HARKNESS: It’s been amazing. I planned it out well in advance. It’s been very smooth. I’m driving everywhere. I’ve got a very up-to-date, non-jalopy car with a lot of like self-driving features on it, which is very convenient for when you’re just you know, in for the ride and doing anywhere between three and six hours a day. But I’ve spread it out pretty well. Wherever I go, I’m staying there for a couple of days.

I’ve been going now since September, and I’ll be going until about Thanksgiving, as far as hitting up the West Coast after Halloween. And I’m really excited to go to Montreal. So I’ll be driving up there and trying to find a plausible explanation as to why I have a whole CRV full of comic books crossing the border.

But I have not been there before. I haven’t been here. There’s plenty of places on the East Coast I’ve never been to before. And it’s been really fun just aside from doing readings and signings to just kind of like, go off leash and explore.

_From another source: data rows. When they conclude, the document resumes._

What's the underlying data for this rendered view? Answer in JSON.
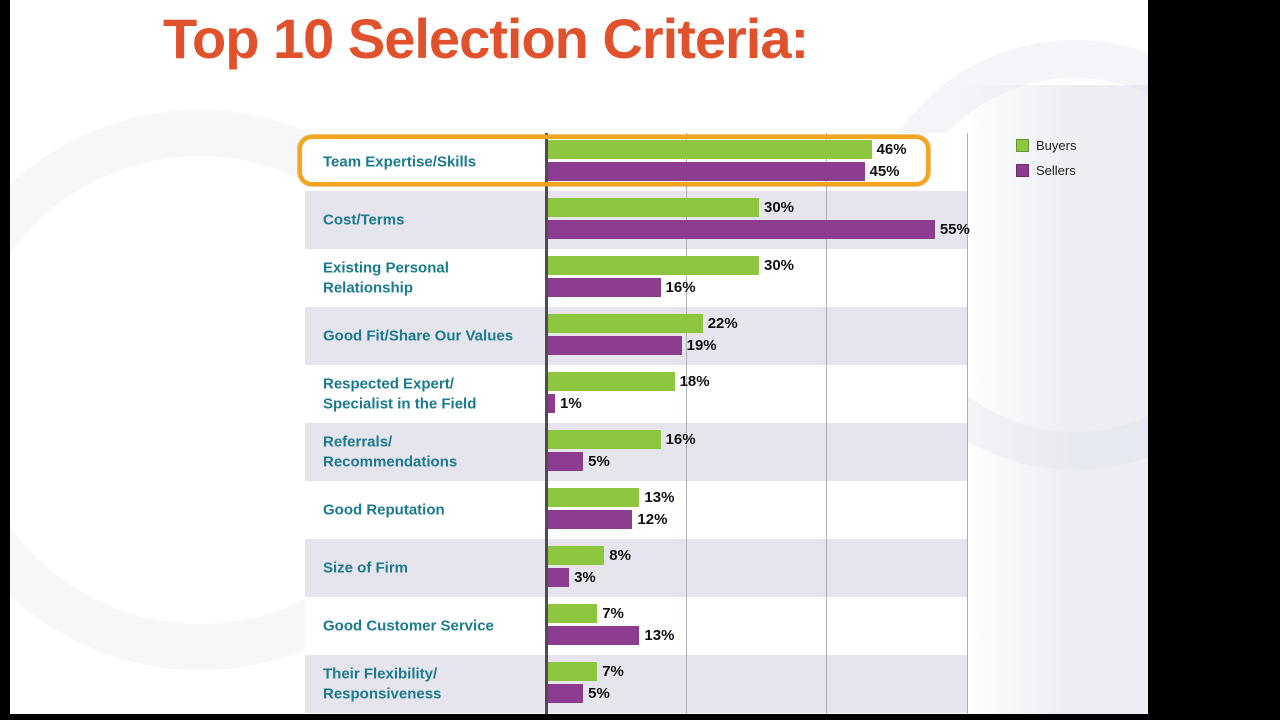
{
  "slide": {
    "title": "Top 10 Selection Criteria:"
  },
  "legend": [
    {
      "label": "Buyers",
      "color": "#8DC63F"
    },
    {
      "label": "Sellers",
      "color": "#8C3D90"
    }
  ],
  "colors": {
    "title": "#E0512C",
    "category_label": "#1A7A8E",
    "buyers_bar": "#8DC63F",
    "sellers_bar": "#8C3D90",
    "row_alt_background": "#E6E5EE",
    "highlight_border": "#F3A51D"
  },
  "chart_data": {
    "type": "bar",
    "orientation": "horizontal",
    "title": "Top 10 Selection Criteria:",
    "categories": [
      "Team Expertise/Skills",
      "Cost/Terms",
      "Existing Personal\nRelationship",
      "Good Fit/Share Our Values",
      "Respected Expert/\nSpecialist in the Field",
      "Referrals/\nRecommendations",
      "Good Reputation",
      "Size of Firm",
      "Good Customer Service",
      "Their Flexibility/\nResponsiveness"
    ],
    "series": [
      {
        "name": "Buyers",
        "color": "#8DC63F",
        "values": [
          46,
          30,
          30,
          22,
          18,
          16,
          13,
          8,
          7,
          7
        ]
      },
      {
        "name": "Sellers",
        "color": "#8C3D90",
        "values": [
          45,
          55,
          16,
          19,
          1,
          5,
          12,
          3,
          13,
          5
        ]
      }
    ],
    "value_suffix": "%",
    "xlim": [
      0,
      60
    ],
    "gridlines": [
      20,
      40,
      60
    ],
    "grid": true,
    "legend_position": "top-right",
    "highlighted_category": "Team Expertise/Skills"
  }
}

I’m doing it so intensely because my previous book was released during COVID. So I’m really energetically trying to make sure that like my name is as far and annoyingly in everyone’s face as long as I can, just because I’m trying to compensate for that.

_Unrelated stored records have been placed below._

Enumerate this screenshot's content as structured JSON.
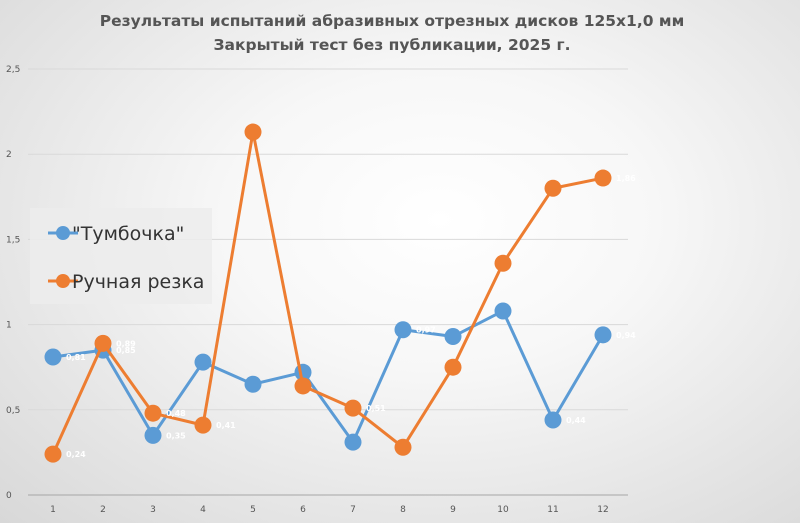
{
  "chart_data": {
    "type": "line",
    "title": "Результаты испытаний абразивных отрезных дисков 125х1,0 мм",
    "subtitle": "Закрытый тест без публикации, 2025 г.",
    "xlabel": "",
    "ylabel": "",
    "categories": [
      "1",
      "2",
      "3",
      "4",
      "5",
      "6",
      "7",
      "8",
      "9",
      "10",
      "11",
      "12"
    ],
    "y_ticks": [
      "0",
      "0,5",
      "1",
      "1,5",
      "2",
      "2,5"
    ],
    "ylim": [
      0,
      2.5
    ],
    "grid": true,
    "legend_position": "left",
    "series": [
      {
        "name": "\"Тумбочка\"",
        "color": "#5b9bd5",
        "values": [
          0.81,
          0.85,
          0.35,
          0.78,
          0.65,
          0.72,
          0.31,
          0.97,
          0.93,
          1.08,
          0.44,
          0.94
        ],
        "labels": [
          "0,81",
          "0,85",
          "0,35",
          "",
          "",
          "",
          "",
          "0,97",
          "",
          "",
          "0,44",
          "0,94"
        ]
      },
      {
        "name": "Ручная резка",
        "color": "#ed7d31",
        "values": [
          0.24,
          0.89,
          0.48,
          0.41,
          2.13,
          0.64,
          0.51,
          0.28,
          0.75,
          1.36,
          1.8,
          1.86
        ],
        "labels": [
          "0,24",
          "0,89",
          "0,48",
          "0,41",
          "",
          "",
          "0,51",
          "",
          "",
          "",
          "",
          "1,86"
        ]
      }
    ]
  }
}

KAPLAN: Can you give us an idea of what might be next?

HARKNESS: I have two more books in my system that I would expect to publish with Fantagraphics as well. I haven’t signed anything. I can’t really draw with any kind of consistency while I’m on the road, which is nice, because I’ve just been doing it really consistently since I graduated college, basically. But I’m putting the sticky notes and notes together that will constitute what the next one will be. And I already generally know what they are.

So it’s fun, because I really feel I did as much as possible with Time Under Tension, where I’m left kind of like a dead husk waiting to be filled with something again. I don’t exactly know what big projects I’ll put myself to, as far as the kind of obstructions I’ll give myself. “Okay, you have to do a book this way.” Now, when I get home, I’m excited to read all the things I’ve been handed and I’m purchasing from all these stores, to inspire me and fill me up again.

KAPLAN: Is there anything else you’d like me to include?

HARKNESS: Make sure and say I’m from Columbus, Ohio.


Time Under Tension is available at your local comic shop and/or public library beginning today, October 24th, 2024.